HEM SİYASET HEM SERMAYE MAFYAYI BİR ORGAN OLARAK ÇOK SIK KULLANIYOR
Peki yüzleşme neden hesaplaşmaya dönüşmedi?
Aslında o süreçte onlarca suç ve suçluya, sayısız cinayet, faili meçhul, işkence ve katliamların perde arkasına dair Türkiye’de ciddi bir bilgi havuzu oluştu. Göstermelik de olsa açılan soruşturmalar, yapılan yargılamalar ve bu kapsamda alınan ifadeler bu havuzu epey doldurdu. Dolayısıyla Susurluk’tan sonra her şeyin tamamen karanlıkta bırakıldığını söyleyemeyiz. Tablo bütünüyle aydınlatılamadı ama temel aktörlere, onların suçlarına, mafya, devlet, siyaset üçgeninin nasıl tesis edildiğine dair çok büyük bir arşiv var.
1996’da ortaya çıkan aktörlerle bugünkü aktörler arasında bir süreğenlik, devamlılık var mı? Bugünkü üçgenin temel aktörleri aynı mı?

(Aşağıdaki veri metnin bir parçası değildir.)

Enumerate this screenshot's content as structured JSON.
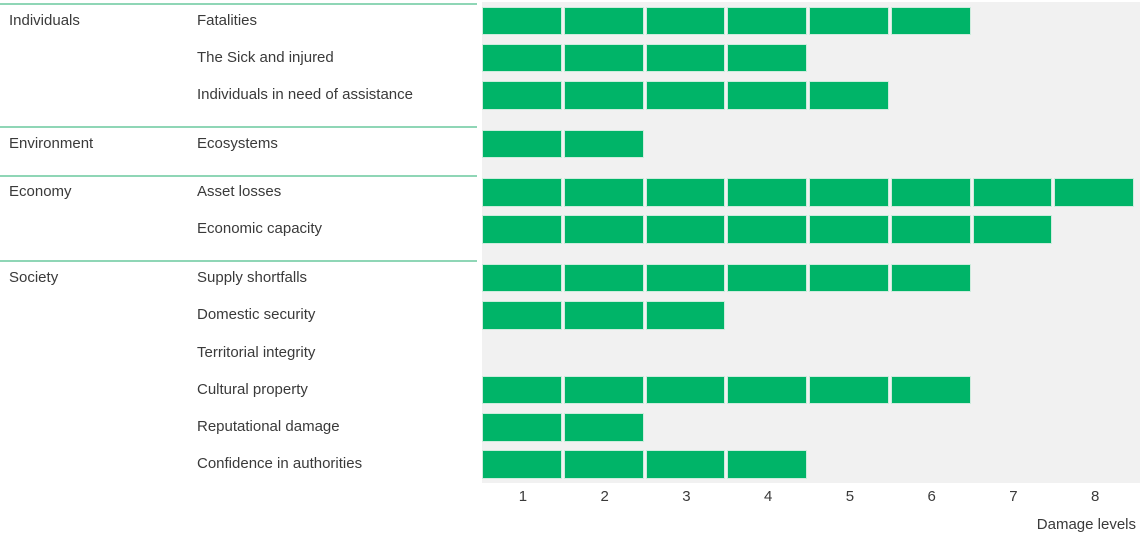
{
  "chart_data": {
    "type": "bar",
    "orientation": "horizontal",
    "style": "unit-segmented bars; one green segment per damage level, ticks centered under segments",
    "title": "",
    "xlabel": "Damage levels",
    "x_ticks": [
      "1",
      "2",
      "3",
      "4",
      "5",
      "6",
      "7",
      "8"
    ],
    "xlim": [
      0,
      8
    ],
    "grid": false,
    "legend": "none",
    "groups": [
      {
        "label": "Individuals",
        "rows": [
          {
            "label": "Fatalities",
            "level": 6
          },
          {
            "label": "The Sick and injured",
            "level": 4
          },
          {
            "label": "Individuals in need of assistance",
            "level": 5
          }
        ]
      },
      {
        "label": "Environment",
        "rows": [
          {
            "label": "Ecosystems",
            "level": 2
          }
        ]
      },
      {
        "label": "Economy",
        "rows": [
          {
            "label": "Asset losses",
            "level": 8
          },
          {
            "label": "Economic capacity",
            "level": 7
          }
        ]
      },
      {
        "label": "Society",
        "rows": [
          {
            "label": "Supply shortfalls",
            "level": 6
          },
          {
            "label": "Domestic security",
            "level": 3
          },
          {
            "label": "Territorial integrity",
            "level": 0
          },
          {
            "label": "Cultural property",
            "level": 6
          },
          {
            "label": "Reputational damage",
            "level": 2
          },
          {
            "label": "Confidence in authorities",
            "level": 4
          }
        ]
      }
    ],
    "colors": {
      "bar": "#00b468",
      "segment_border": "#cdecdd",
      "plot_background": "#f1f1f1",
      "separator_line": "#8fd6b6",
      "text": "#3a3a3a"
    }
  }
}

TürkBank’ın özelleştirilmesi sürecinden de biliyoruz ki, neoliberal politikaların uygulanmasında da mafya önemli bir organ oldu. Sermaye her zaman mafyaya ihtiyaç duyar ve bunu Türkiye çok iyi bilir. Türkiye’de hem siyaset hem sermaye, mafyayı bir organ olarak çok sık kullanıyor. Ama mafya ne zaman palazlanıp artık sermayeyi de tehdit etmeye başlarsa, müdahale yapılır. Susurluk sonrasından AKP’nin iktidara geldiği döneme kadar, devletle ilişkili mafyaya karşı müdahaleye tanıklık ettik. Çakıcı az daha Amerika’da yakalanıp Türkiye’ye getiriliyordu, daha sonra 1998’de Fransa’da yakalandı. Kürşat Yılmaz hakeza, yurtdışından yakalanıp getirildi. Sedat Peker bir anlaşma çerçevesinde, yine 1998’de Bulgaristan’dan dönüp teslim oldu. O dönemde pek çok mafya lideri yakalandı, yargılandı ve hapse de atıldı. Ama o dönemki müdahalenin en önemli ayağı eksik bırakıldı.